Introduction: Metrics and Tags¶
What’s a Metric?¶
A metric is any type of numerical variable used to gauge some quantifiable measure of performance of a type of object (server, application, business, sensor, etc.) that can be monitored. Examples of metrics: requests/sec. serviced by an application, CPU load, stock price, temperature, number of website visits.
A metric can have more than one data stream aka metric stream associated with it. For example if you are tracking CPU from 100 servers, the CPU metric would have 100 data streams associated with it, one for each server.
To keep things simple, we track metrics as gauges. You can count with gauges as well. Read Count Events to learn more.
What’s a Tag?¶
Tags can be thought of as members in a population that you are capturing the metric for. Think of it as a multiple identifying dimensions we support in addition to ‘name’ for a metric.
For example the number of requests/second serviced by an application (metric) could be broken up amongst a group of server instances in a scale-out tier (source) by setting the @host as the tag in the measurement properties.

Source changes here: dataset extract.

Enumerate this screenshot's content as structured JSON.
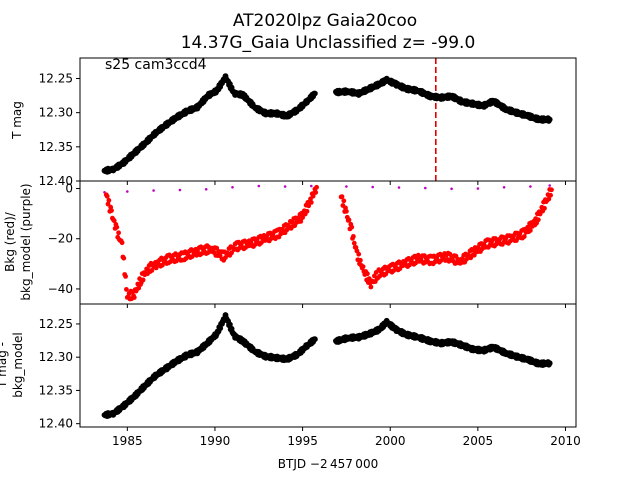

@host is probably the most common use-case but we make no assumption about tags except that they distinguishes multiple homogeneous “things” that all have the same metric, so instead of “@host” you could use things like
sensor_id if you wanted.
Tags in AppOptics¶
Tags have two primary functions: to filter and to group. Think of grouping as “aggregating to each tag value”; for example, if you group on the
instance_id tag for all your EC2 servers, your chart will show you one line per instance_id type aggregating across all your EC2 instances.